Unless, of course, one took the opinion of Randall Koslow. "I’m very sorry to hear that," he said sincerely. "She was a good client and a fine woman. My sympathies to her son."
Nikki Loomis's eyes narrowed somewhat, their gray depths flashing. Leigh knew very little about Lilah’s son, but she was guessing there were things to know. "Dean will get over it," the personal assistant snapped. "But there's nothing we can do now except wait. Bits of the plane have been found, but it went down in some pretty deep water, and they say they may never find the bodies."
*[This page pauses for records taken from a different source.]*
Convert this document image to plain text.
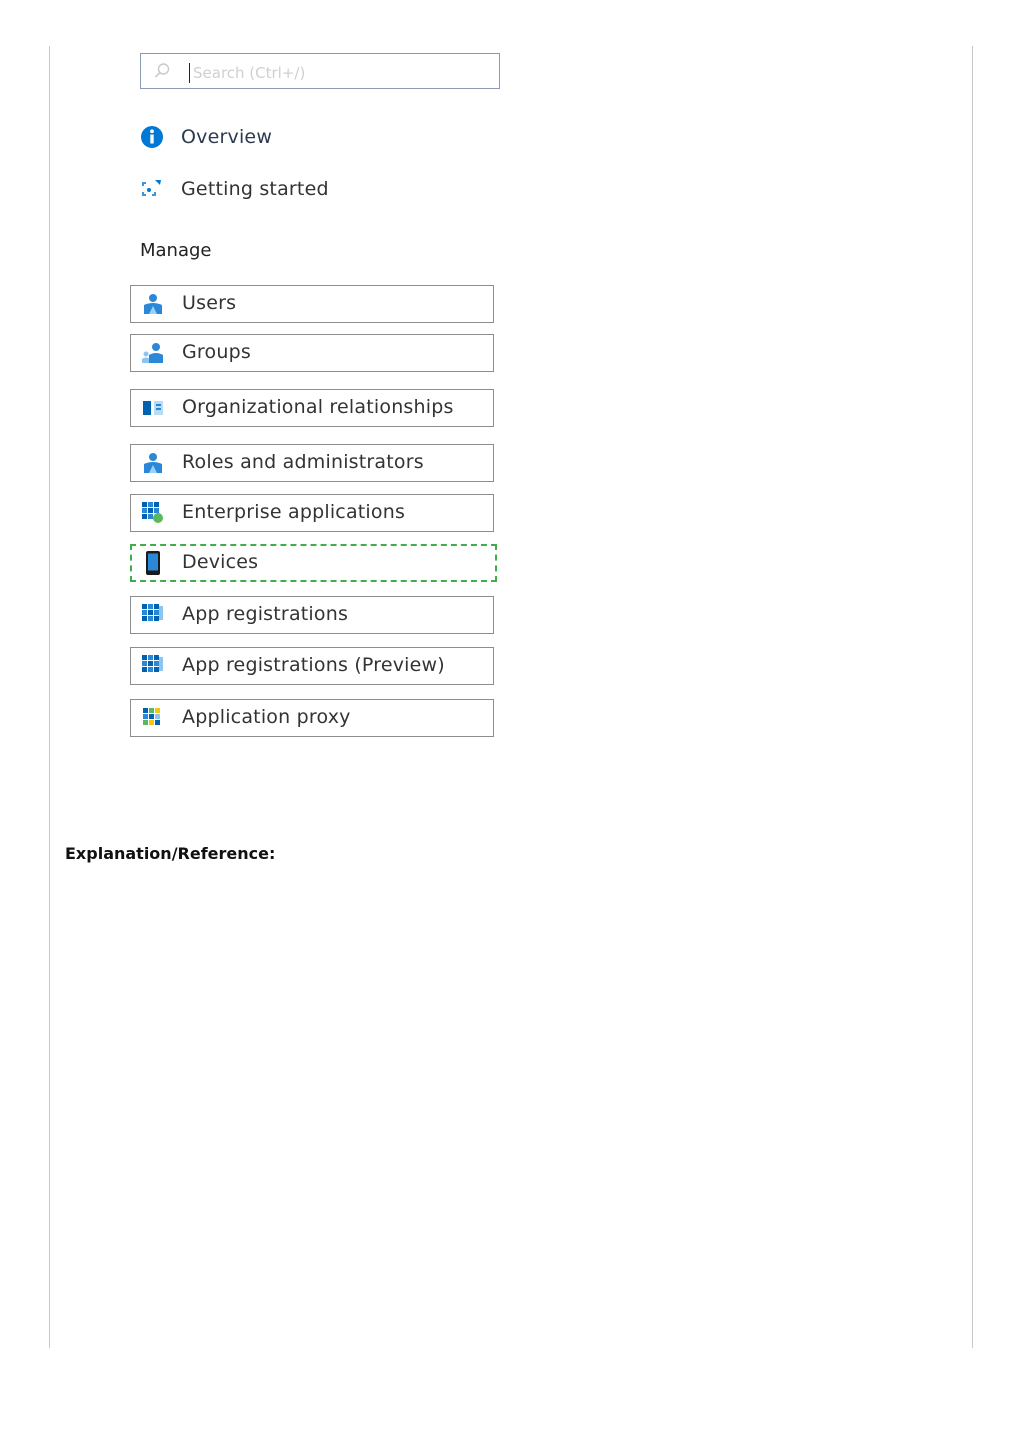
Search (Ctrl+/)
Overview
Getting started
Manage
Users
Groups
Organizational relationships
Roles and administrators
Enterprise applications
Devices
App registrations
App registrations (Preview)
Application proxy
Explanation/Reference:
Aha. Leigh tried to stop herself from spinning bizarre alternative scenarios in her head, but she knew resistance was pointless. Her brain minded her commands about as well as Mao Tse did. "Was there a passenger list?" she inquired innocently—or so she hoped.
Nikki turned on her with a frown, absently flexing an unnaturally thick bicep. "Not that I heard of. But two employees at the airport say they saw a thin, blond woman in her sixties get on with Mrs. McClintock. And one mentioned that she was hauling a cat carrier." She turned back to Randall. "You know Ms. Lilah never went anywhere without Mrs. Wiggs."
The veterinarian nodded soberly. "True. She was devoted to all her pets." He paused thoughtfully. "Speaking of which—do you have any idea if she made arrangements for them?"
"No, and her estate's going to be a real mess because of the wait for a death certificate. But her son’s been bugging the lawyer about reading her will, and it looks like the guy’s agreed because Ms. Lilah’s got so much stuff that has to be dealt with. Of course," she added heavily, "nothing's going to be changing hands until she's declared legally dead."
"Who will be taking care of the cats, then?" Randall asked.